Qui aurait cru que lire Stephen King pourrait donner envie d'aller dans une fête foraine ou dans un parc d'attraction, sans y trouver de clown terrifiant (ceux-là sont dans les égouts…)
Son année scolaire
terminée, Devin Jones, 21 ans, aspirant écrivain mais pas devin
(oui avouons-le, c'est un jeu de mot terrible), cherche un job d'été.

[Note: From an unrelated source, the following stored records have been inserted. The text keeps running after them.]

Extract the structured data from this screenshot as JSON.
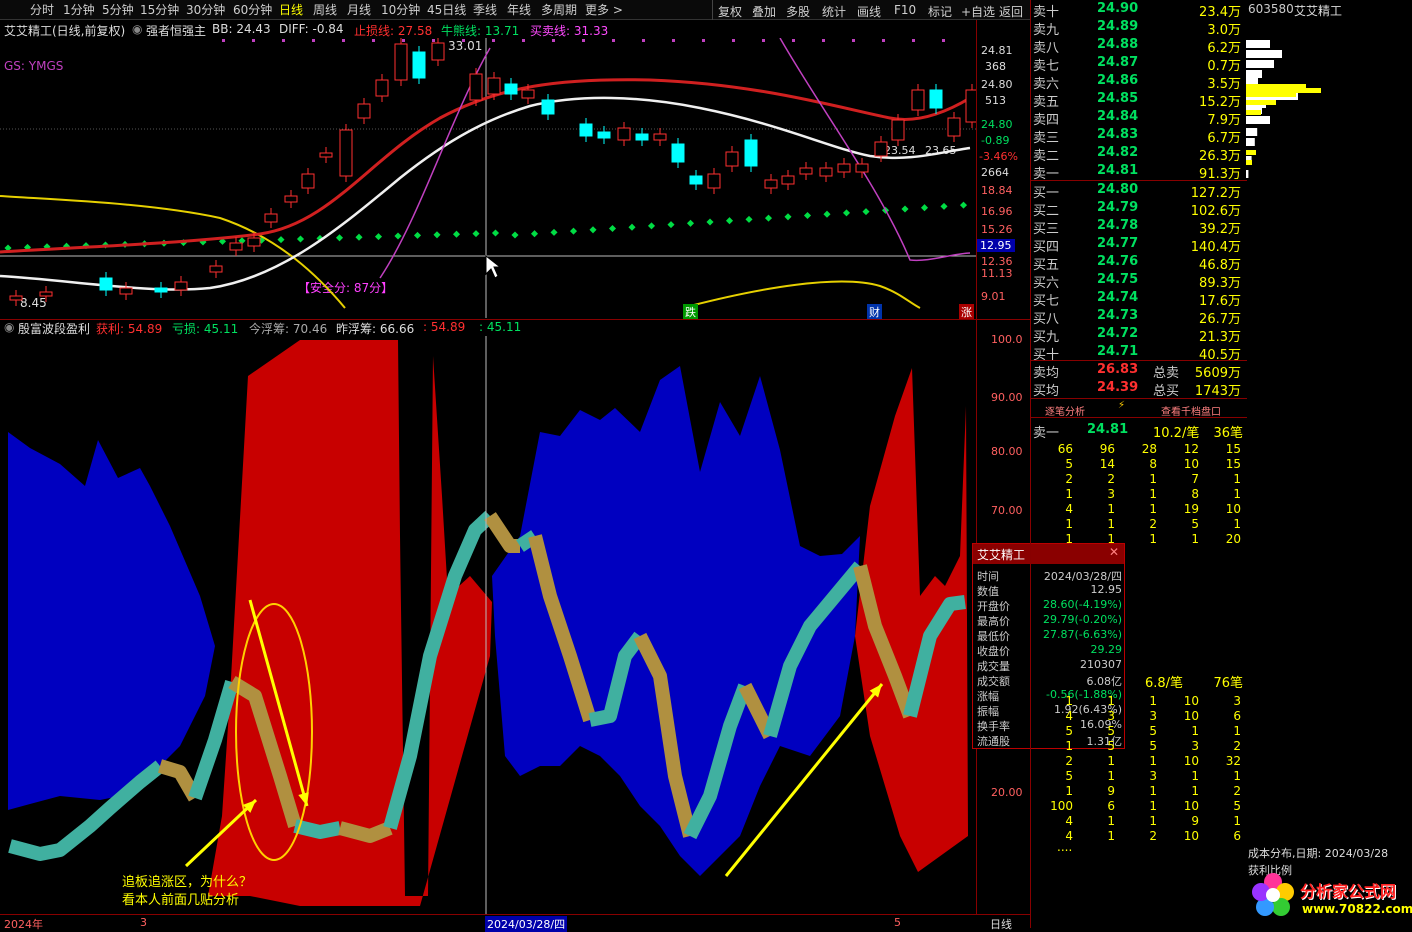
{
  "toolbar": {
    "periods": [
      "分时",
      "1分钟",
      "5分钟",
      "15分钟",
      "30分钟",
      "60分钟",
      "日线",
      "周线",
      "月线",
      "10分钟",
      "45日线",
      "季线",
      "年线",
      "多周期",
      "更多 >"
    ],
    "right": [
      "复权",
      "叠加",
      "多股",
      "统计",
      "画线",
      "F10",
      "标记",
      "+自选",
      "返回"
    ]
  },
  "main_indicator": {
    "title": "艾艾精工(日线,前复权)",
    "formula": "强者恒强主",
    "bb": "BB: 24.43",
    "diff": "DIFF: -0.84",
    "stop": "止损线: 27.58",
    "bull": "牛熊线: 13.71",
    "trade": "买卖线: 31.33",
    "gs": "GS: YMGS",
    "high_label": "33.01",
    "low_label": "8.45",
    "mid1": "23.54",
    "mid2": "23.65",
    "safety": "【安全分: 87分】",
    "badges": [
      "跌",
      "财",
      "涨"
    ]
  },
  "price_axis": {
    "labels": [
      "24.81",
      "368",
      "24.80",
      "513",
      "24.80",
      "-0.89",
      "-3.46%",
      "2664",
      "18.84",
      "16.96",
      "15.26",
      "12.95",
      "12.36",
      "11.13",
      "9.01"
    ]
  },
  "sub_indicator": {
    "title": "殷富波段盈利",
    "win": "获利: 54.89",
    "loss": "亏损: 45.11",
    "today": "今浮筹: 70.46",
    "yest": "昨浮筹: 66.66",
    "v1": ": 54.89",
    "v2": ": 45.11",
    "annotation": [
      "追板追涨区，为什么？",
      "看本人前面几贴分析"
    ]
  },
  "sub_axis": {
    "labels": [
      "100.0",
      "90.00",
      "80.00",
      "70.00",
      "20.00"
    ]
  },
  "date_axis": {
    "labels": [
      "2024年",
      "3",
      "2024/03/28/四",
      "5",
      "日线"
    ]
  },
  "orderbook": {
    "asks": [
      {
        "label": "卖十",
        "price": "24.90",
        "vol": "23.4万"
      },
      {
        "label": "卖九",
        "price": "24.89",
        "vol": "3.0万"
      },
      {
        "label": "卖八",
        "price": "24.88",
        "vol": "6.2万"
      },
      {
        "label": "卖七",
        "price": "24.87",
        "vol": "0.7万"
      },
      {
        "label": "卖六",
        "price": "24.86",
        "vol": "3.5万"
      },
      {
        "label": "卖五",
        "price": "24.85",
        "vol": "15.2万"
      },
      {
        "label": "卖四",
        "price": "24.84",
        "vol": "7.9万"
      },
      {
        "label": "卖三",
        "price": "24.83",
        "vol": "6.7万"
      },
      {
        "label": "卖二",
        "price": "24.82",
        "vol": "26.3万"
      },
      {
        "label": "卖一",
        "price": "24.81",
        "vol": "91.3万"
      }
    ],
    "bids": [
      {
        "label": "买一",
        "price": "24.80",
        "vol": "127.2万"
      },
      {
        "label": "买二",
        "price": "24.79",
        "vol": "102.6万"
      },
      {
        "label": "买三",
        "price": "24.78",
        "vol": "39.2万"
      },
      {
        "label": "买四",
        "price": "24.77",
        "vol": "140.4万"
      },
      {
        "label": "买五",
        "price": "24.76",
        "vol": "46.8万"
      },
      {
        "label": "买六",
        "price": "24.75",
        "vol": "89.3万"
      },
      {
        "label": "买七",
        "price": "24.74",
        "vol": "17.6万"
      },
      {
        "label": "买八",
        "price": "24.73",
        "vol": "26.7万"
      },
      {
        "label": "买九",
        "price": "24.72",
        "vol": "21.3万"
      },
      {
        "label": "买十",
        "price": "24.71",
        "vol": "40.5万"
      }
    ],
    "summary": [
      {
        "label": "卖均",
        "price": "26.83",
        "label2": "总卖",
        "vol": "5609万"
      },
      {
        "label": "买均",
        "price": "24.39",
        "label2": "总买",
        "vol": "1743万"
      }
    ],
    "tabs": [
      "逐笔分析",
      "查看千档盘口"
    ],
    "ticker_sell": {
      "label": "卖一",
      "price": "24.81",
      "per": "10.2/笔",
      "count": "36笔"
    },
    "ticker_buy": {
      "per": "6.8/笔",
      "count": "76笔"
    },
    "sell_grid": [
      [
        "66",
        "96",
        "28",
        "12",
        "15"
      ],
      [
        "5",
        "14",
        "8",
        "10",
        "15"
      ],
      [
        "2",
        "2",
        "1",
        "7",
        "1"
      ],
      [
        "1",
        "3",
        "1",
        "8",
        "1"
      ],
      [
        "4",
        "1",
        "1",
        "19",
        "10"
      ],
      [
        "1",
        "1",
        "2",
        "5",
        "1"
      ],
      [
        "1",
        "1",
        "1",
        "1",
        "20"
      ]
    ],
    "buy_grid": [
      [
        "1",
        "1",
        "1",
        "10",
        "3"
      ],
      [
        "4",
        "3",
        "3",
        "10",
        "6"
      ],
      [
        "5",
        "5",
        "5",
        "1",
        "1"
      ],
      [
        "1",
        "5",
        "5",
        "3",
        "2"
      ],
      [
        "2",
        "1",
        "1",
        "10",
        "32"
      ],
      [
        "5",
        "1",
        "3",
        "1",
        "1"
      ],
      [
        "1",
        "9",
        "1",
        "1",
        "2"
      ],
      [
        "100",
        "6",
        "1",
        "10",
        "5"
      ],
      [
        "4",
        "1",
        "1",
        "9",
        "1"
      ],
      [
        "4",
        "1",
        "2",
        "10",
        "6"
      ]
    ],
    "more": "...."
  },
  "stock": {
    "code": "603580",
    "name": "艾艾精工",
    "cost_dist": "成本分布,日期: 2024/03/28",
    "profit_ratio": "获利比例",
    "watermark": "分析家公式网",
    "watermark_url": "www.70822.com"
  },
  "popup": {
    "title": "艾艾精工",
    "rows": [
      {
        "k": "时间",
        "v": "2024/03/28/四",
        "c": "#ccc"
      },
      {
        "k": "数值",
        "v": "12.95",
        "c": "#ccc"
      },
      {
        "k": "开盘价",
        "v": "28.60(-4.19%)",
        "c": "#00e060"
      },
      {
        "k": "最高价",
        "v": "29.79(-0.20%)",
        "c": "#00e060"
      },
      {
        "k": "最低价",
        "v": "27.87(-6.63%)",
        "c": "#00e060"
      },
      {
        "k": "收盘价",
        "v": "29.29",
        "c": "#00e060"
      },
      {
        "k": "成交量",
        "v": "210307",
        "c": "#ccc"
      },
      {
        "k": "成交额",
        "v": "6.08亿",
        "c": "#ccc"
      },
      {
        "k": "涨幅",
        "v": "-0.56(-1.88%)",
        "c": "#00e060"
      },
      {
        "k": "振幅",
        "v": "1.92(6.43%)",
        "c": "#ccc"
      },
      {
        "k": "换手率",
        "v": "16.09%",
        "c": "#ccc"
      },
      {
        "k": "流通股",
        "v": "1.31亿",
        "c": "#ccc"
      }
    ]
  },
  "colors": {
    "up": "#ff3030",
    "down": "#00ffff",
    "fall": "#00e060",
    "yellow": "#ffff00",
    "red_area": "#c80000",
    "blue_area": "#0000c0"
  }
}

Alors qu'il prévoyait de rester auprès de Wendy, sa petite-amie,
celle-ci le lâche pour aller travailler au loin avec son amie. C'est
le cœur brisé et la tête remplie d'incertitudes que Devin postule
chez Joyland, un parc d'attraction près de la côte, mêlant son
quotidien à celui des forains, apprenant leur dialecte, vendant du
rêve aux enfants sous le costume de la mascotte, et découvrant le
mystère qui entoure la maison de l'horreur, cette attraction où une
jeune femme a trouvé la mort…
Point d'horreur
dans ce roman. Ici, le maître incontesté de l'horreur nous offre
une histoire dans laquelle se mêlent nostalgie, un brin de
fantastique, une petite intrigue policière mais surtout la tranche
de vie d'un jeune homme qui va vivre des expériences qui vont lui
apprendre à grandir, à mûrir. Ce n'est pas exactement un policier,
l'enquête arrivant assez tardivement dans l'intrigue. C'est
davantage un roman d'apprentissage rempli de nostalgie avec des
pointes de mystère. Ajoutons à cela quelques notes d'humour avec,
notamment, des personnages qui n'ont pas peur des répliques drôles
ou sarcastiques.
J'ai
aimé cette atmosphère de fête foraine avec ses forains et la
parlure (langage forain inventé par l'auteur), les coulisses d'un
parc d'attraction, ses manèges, ses visiteurs, comment les forains
vendent du rêve aux visiteurs. C'est l'odeur des hot dogs et des
barbes à papa, ce sont les cris des enfants, la musique des
attractions. On baigne dans cet univers comme un poisson dans l'eau
grâce aux descriptions plus vraies que nature.
Les
personnages sont émouvants, on ressent pour eux beaucoup de
tendresse. Je pense notamment au jeune Mike et sa maman, bien que
Devin ne soit pas en reste. Ils sont terriblement humains et
touchants. On retrouve bien-sûr l'aspirant écrivain qui mène
l'enquête et l'enfant doté d'un pouvoir psychique, des figures
fréquentes dans les romans du maître King. J'ai aimé la dynamique
entre ces trois personnages et, malgré la méfiance compréhensive
et initiale de la mère, les voir s'attacher et former un trio
attachant. Le sort de Mike ne peut que nous toucher et la fin est un
déchirement. Il y a un sentiment assez bittersweet dans cette fin,
et on aurait voulu qu'ils restent ensembles tous les trois.
Il
se dégage donc de cette histoire beaucoup de nostalgie (le fait que
Devin raconte cette histoire des années plus tard ne fait que
renforcer ce sentiment), d'insouciance, de légèreté mais avec les
drames de la vie (la séparation, la mort, les illusions...). De la
douceur dans ces souvenirs et le côté thriller/policier apporte une
petite touche amère mais non désagréable. La présence d'une
enquête relevée par un soupçon de surnaturel vient émoustiller la
lecture. Si je regrette que l'enquête ne prenne finalement pas une
grande place, je reconnais que ce n'est pas le but premier du roman
et, bien qu'elle ne fasse pas frissonner [spoiler] sauf la fin où Devin est
confronté au meurtrier et la fin sanglante de l'assassin [/spoiler], cette enquête est assez intéressante pour
qu'on veuille découvrir le fin mot de l'histoire... Est-ce
simplement une histoire de meurtre dans une attraction, ou est-ce lié
à quelque chose de plus profond, de plus sinistre ?
Ce
n'est pas un roman mémorable mais j'ai passé un bon moment de
lecture. J'ai aimé ce mélange de policier et de roman initiatique,
une enquête surnaturelle qui se mêle à des tranches de vie, les
premières blessures de l'amour, l'innocence, l'intuition qui aide
parfois à jeter ses pas plus facilement dans l'inconnu, la
nostalgie, le souvenir d'un été qui bouleverse une vie, des
expériences qui nous métamorphosent et nous aident à grandir...
Mon père m’avait appris – surtout par l’exemple – que pour se rendre maître de sa vie, un homme doit d’abord se rendre maître de ses problèmes.